The DNR is now proposing to dramatically reduce the number of salmon it releases into Lake Huron because there’s no food for the fish.

When the salmon started disappearing, so did the charter fishing boats and with them tourism dollars for the communities along Lake Huron… about a million dollars for each port city.

Many charter boats moved to Lake Michigan where salmon fishing is still good.

C.J. Baker operates a boat for Puddle Jumpers Charters. He moved from Alpena on Lake Huron to Ludington on Lake Michigan. He’s angry that the government hasn’t done more to stop invasive species such as zebra and quagga mussels from ruining the Great Lakes.

“Because this stuff should be regulated by the feds and these ships should not be hauling this stuff in here. It’s a billion dollar industry here.”

Back along Lake Huron, the restaurants, motels, and other businesses that relied on salmon fishing tourism couldn’t just pull up anchor and move.

“The collapse of the salmon fishery out here has been devastating to the area.”

Russ Wellman operates Wellman’s Bait and Tackle in AuSable.


He says while many other bait and tackle shops went out of business, he’s changed the emphasis of his store, turning it more into a party store, offering snacks and whitefish sausage… and fishing lures for other fish still in Lake Huron.

He says, of course, for the DNR to continue stocking a million salmon a year makes no sense.

“When they plant these salmon in the river right now, I mean, that’s the only small fish out there and that’s what the walleye are eating, you know.”

In fact, since the disappearance of alewife and salmon, other native fish like walleye are doing well, eating those little hatchery raised salmon.

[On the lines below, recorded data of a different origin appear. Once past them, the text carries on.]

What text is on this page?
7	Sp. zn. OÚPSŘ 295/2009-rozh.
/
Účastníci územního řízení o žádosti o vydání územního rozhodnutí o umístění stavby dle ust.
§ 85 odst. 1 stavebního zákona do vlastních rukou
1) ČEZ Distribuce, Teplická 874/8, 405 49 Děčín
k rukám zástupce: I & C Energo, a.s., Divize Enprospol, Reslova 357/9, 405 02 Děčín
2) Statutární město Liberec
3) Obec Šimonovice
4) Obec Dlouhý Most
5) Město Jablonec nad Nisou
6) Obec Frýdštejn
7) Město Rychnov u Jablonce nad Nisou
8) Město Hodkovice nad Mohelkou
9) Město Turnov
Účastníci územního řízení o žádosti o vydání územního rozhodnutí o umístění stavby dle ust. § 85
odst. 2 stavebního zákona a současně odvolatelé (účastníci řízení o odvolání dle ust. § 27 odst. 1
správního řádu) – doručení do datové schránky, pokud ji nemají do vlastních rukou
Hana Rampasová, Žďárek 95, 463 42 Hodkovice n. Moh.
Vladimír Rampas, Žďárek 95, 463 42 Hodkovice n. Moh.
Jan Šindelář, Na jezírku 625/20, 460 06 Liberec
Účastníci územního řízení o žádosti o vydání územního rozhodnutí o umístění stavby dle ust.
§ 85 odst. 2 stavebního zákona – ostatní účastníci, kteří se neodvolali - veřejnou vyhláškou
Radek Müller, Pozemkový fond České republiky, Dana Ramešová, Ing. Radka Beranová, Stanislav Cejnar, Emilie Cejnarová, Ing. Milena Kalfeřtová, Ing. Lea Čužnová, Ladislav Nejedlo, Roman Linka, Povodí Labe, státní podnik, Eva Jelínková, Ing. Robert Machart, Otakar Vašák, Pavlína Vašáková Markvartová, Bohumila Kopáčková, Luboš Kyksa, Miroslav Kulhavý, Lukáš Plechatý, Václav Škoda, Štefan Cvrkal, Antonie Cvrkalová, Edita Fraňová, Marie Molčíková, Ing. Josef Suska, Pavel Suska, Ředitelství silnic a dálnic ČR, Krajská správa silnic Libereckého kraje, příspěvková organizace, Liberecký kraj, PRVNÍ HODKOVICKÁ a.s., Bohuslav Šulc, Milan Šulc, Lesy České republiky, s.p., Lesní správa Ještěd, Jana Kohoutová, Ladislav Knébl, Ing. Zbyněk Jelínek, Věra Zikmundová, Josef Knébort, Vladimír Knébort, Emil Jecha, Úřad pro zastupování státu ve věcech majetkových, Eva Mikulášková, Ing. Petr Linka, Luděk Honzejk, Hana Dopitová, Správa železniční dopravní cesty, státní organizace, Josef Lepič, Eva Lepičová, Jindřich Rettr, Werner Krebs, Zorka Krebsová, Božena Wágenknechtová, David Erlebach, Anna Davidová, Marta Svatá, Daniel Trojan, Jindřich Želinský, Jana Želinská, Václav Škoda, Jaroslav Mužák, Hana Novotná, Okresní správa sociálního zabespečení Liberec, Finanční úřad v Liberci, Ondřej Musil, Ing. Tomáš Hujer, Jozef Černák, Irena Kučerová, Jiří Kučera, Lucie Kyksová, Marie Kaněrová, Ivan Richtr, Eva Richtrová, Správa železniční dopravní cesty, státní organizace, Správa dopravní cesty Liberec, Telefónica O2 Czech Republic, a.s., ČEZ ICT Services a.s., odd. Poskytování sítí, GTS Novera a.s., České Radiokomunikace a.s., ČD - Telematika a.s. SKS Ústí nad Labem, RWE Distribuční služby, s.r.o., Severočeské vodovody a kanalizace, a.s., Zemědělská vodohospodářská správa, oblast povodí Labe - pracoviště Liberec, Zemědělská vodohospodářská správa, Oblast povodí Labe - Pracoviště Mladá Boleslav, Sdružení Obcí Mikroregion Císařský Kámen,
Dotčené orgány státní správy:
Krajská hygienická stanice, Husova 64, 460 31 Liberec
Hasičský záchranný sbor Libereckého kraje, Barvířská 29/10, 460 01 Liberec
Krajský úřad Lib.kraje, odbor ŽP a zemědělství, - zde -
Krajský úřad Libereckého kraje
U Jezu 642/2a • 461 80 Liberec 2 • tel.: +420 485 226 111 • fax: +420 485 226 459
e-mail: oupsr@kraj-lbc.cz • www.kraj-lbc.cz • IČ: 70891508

Jim Johnson is a biologist based at Michigan’s Alpena Fisheries Research Station. He says the small towns along Lake Huron have been hurt, collectively losing tens of millions of tourism dollars. Now the worry is whether we’ll see the salmon fishery in other Great Lakes collapse.

“In Lake Michigan, we’re talking a billion dollars lost in the coastal communities of that side of the lake if the chinook salmon fishery were to collapse — not that it will.”

Johnson is quick to stress Lake Michigan is different from Lake Huron. In fact, this year there were more alewife in Lake Michigan and the salmon fishing has been good. But fisheries experts are concerned.

Mark Gaden is with the Great Lakes Fishery Commission which monitors fishing across the Great Lakes.

“It wouldn’t be at all surprising if Lake Michigan and Lake Ontario for that matter which are similar as well would follow the same pattern as Lake Huron.”

They’re worried that the Pacific salmon that helped make the Great Lakes a world-class fishing spot might disappear.

With Michigan Watch, I’m Lester Graham for The Environment Report.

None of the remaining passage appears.